Arthur W. Pink on Salvation, Justification and Sanctification

I remembered some members of the "Easy Christianity" crowd say that Arthur W. Pink is in Hell for teaching works salvation without considering the full context of what he taught.  If Pink taught salvation by works, he would have not written that wonderful classic "Eternal Security".  I am afraid that so many people today prefer to have salvation without any sanctification, they want to believe that it's possible for a person to be saved but not be transformed and when I ask them how is that possible, they quote a few verses and get defensive.  When God saves a person, that is the beginning and not the end and remember, God does not call the qualified, He qualifies the called. 

When God saves the person, He does not merely save them but they are saved from their sins (Matthew 1:21).  When one teaches that it's possible to get saved but have no change and still live like a devil is contrary to what the Bible teaches.  While salvation is by grace through faith but true grace results to a transformation.  Ephesians 2:10 and Titus 2:11-14 does not teach God's grace is a license to sin but gives the power to overcome sin.  I am afraid that "Easy Christians" have severely misquoted Ephesians 2:8-9 to justify their heresy that a person can remain stagnant and still be the same after salvation.

1 Corinthians 6:11 is no justification to sinful living because it also mentions that the Holy Spirit sanctifies the believer.  Before they were saved they were unrighteous and unfit to even enter God's Kingdom because of their fallen state.  But after they were saved, they were justified and sanctified which means to be set apart from God.  After God declares the person justified, He does not stop there because He sanctifies them after they are declared righteous.  When that righteousness is imputed into the person, it does not mean that the person can rejoice to have a license to sin.  No true Christian would even think of the moment that because they are saved that they have God's permission to sin.  Romans 4:5 is definitely not permission to sin because if it was, Romans 3:31 would be a lie saying that the Law is fulfilled by the faith of the believer.

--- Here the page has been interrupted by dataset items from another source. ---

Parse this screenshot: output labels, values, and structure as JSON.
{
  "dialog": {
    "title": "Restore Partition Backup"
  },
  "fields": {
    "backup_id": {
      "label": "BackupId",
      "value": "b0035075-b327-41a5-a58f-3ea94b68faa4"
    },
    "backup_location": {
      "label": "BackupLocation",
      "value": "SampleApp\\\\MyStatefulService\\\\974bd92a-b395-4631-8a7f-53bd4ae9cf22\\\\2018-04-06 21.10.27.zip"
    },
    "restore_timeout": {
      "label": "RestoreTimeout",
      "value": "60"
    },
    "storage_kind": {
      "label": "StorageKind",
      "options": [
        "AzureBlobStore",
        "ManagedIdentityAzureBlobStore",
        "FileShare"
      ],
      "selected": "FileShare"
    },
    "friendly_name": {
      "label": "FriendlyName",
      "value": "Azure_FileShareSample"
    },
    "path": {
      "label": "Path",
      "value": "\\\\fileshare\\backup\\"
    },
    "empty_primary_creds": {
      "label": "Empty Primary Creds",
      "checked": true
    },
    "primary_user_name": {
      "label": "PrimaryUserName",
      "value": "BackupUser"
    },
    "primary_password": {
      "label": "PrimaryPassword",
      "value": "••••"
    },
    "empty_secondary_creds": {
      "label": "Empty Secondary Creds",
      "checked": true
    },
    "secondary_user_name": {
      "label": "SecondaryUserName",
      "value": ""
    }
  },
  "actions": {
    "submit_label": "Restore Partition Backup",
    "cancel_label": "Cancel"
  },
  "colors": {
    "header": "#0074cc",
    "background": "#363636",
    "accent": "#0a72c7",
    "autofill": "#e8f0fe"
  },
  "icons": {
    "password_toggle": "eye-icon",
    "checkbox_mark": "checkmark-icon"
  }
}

When the person gets saved, the Holy Spirit is within them.  John 16:8-9 says that the Holy Spirit reproves of sin.  Hebrews 12:5-7 says that whom God saves He also chastises making it impossible for the saved person to live like the rest of the world.  If anybody even bothers to teach that the Holy Spirit does not rebuke of sin and sanctify the person, that person is a deluded Antinomian.  If salvation by works is a sure road to no salvation then so is believing in a salvation that does not result to sanctification by God's grace.  Good works and perseverance happen as the effects and never the causes of the saints' salvation and preservation.  James 2:14-26 warns that faith that does not result to works is dead.  In short, when faith is authentic it is bound to produce good works because it is alive and not dead.